Cade burst out laughing, pointing at her. “Crestwood? The most elite prep school in the country? They wouldn’t let you clean their toilets!”

Allison looked at Sterling, ignoring the boy. “Section four, paragraph two of my mother’s trust fund.”

Sterling froze. The blood instantly drained from his face.

“If the primary beneficiary does not attend an academic institution fitting the family’s social standing,” Allison recited perfectly, her voice cold and hollow, “the entire fund is liquidated and donated to charity.”

Lydia gasped, her hand flying to her mouth. That money—the trust fund’s annual disbursements—was the only thing keeping the Conner corporation from bankruptcy. The company had been hemorrhaging cash for years, propped up entirely by those quarterly payouts.

Sterling’s hands curled into tight fists. His knuckles turned white.
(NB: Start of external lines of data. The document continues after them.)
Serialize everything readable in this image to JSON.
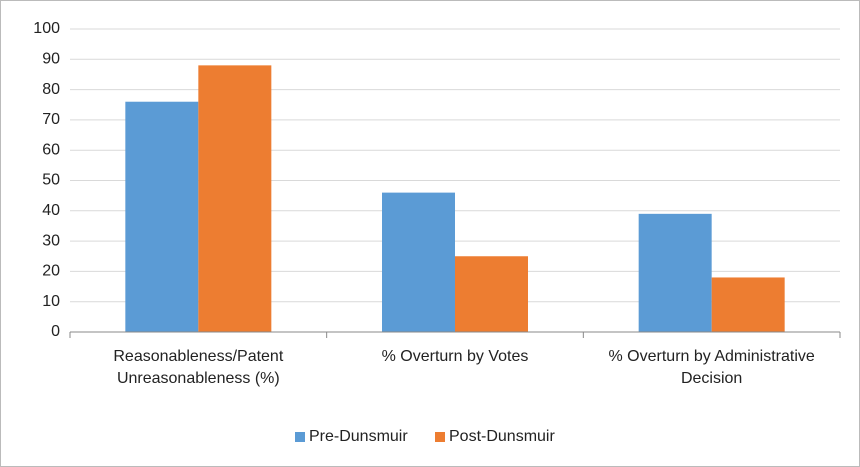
{
  "chart_data": {
    "type": "bar",
    "categories": [
      "Reasonableness/Patent Unreasonableness (%)",
      "% Overturn by Votes",
      "% Overturn by Administrative Decision"
    ],
    "series": [
      {
        "name": "Pre-Dunsmuir",
        "color": "#5b9bd5",
        "values": [
          76,
          46,
          39
        ]
      },
      {
        "name": "Post-Dunsmuir",
        "color": "#ed7d31",
        "values": [
          88,
          25,
          18
        ]
      }
    ],
    "ylim": [
      0,
      100
    ],
    "yticks": [
      0,
      10,
      20,
      30,
      40,
      50,
      60,
      70,
      80,
      90,
      100
    ],
    "grid": true,
    "legend": "bottom"
  }
}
He glared at his daughter, realizing he was completely trapped.

“Even if I force the board to accept you,” he hissed, his voice trembling with rage, “you are too stupid to survive there. You’ll be expelled in a week.”

Allison bent down and picked up her duffel bag. She looked at him like he was a bug on the bottom of her shoe.

“Watch me,” she whispered.

She turned and walked up the stairs, heading straight for the dusty, forgotten bedroom at the end of the hall, leaving her family suffocating in their own panic.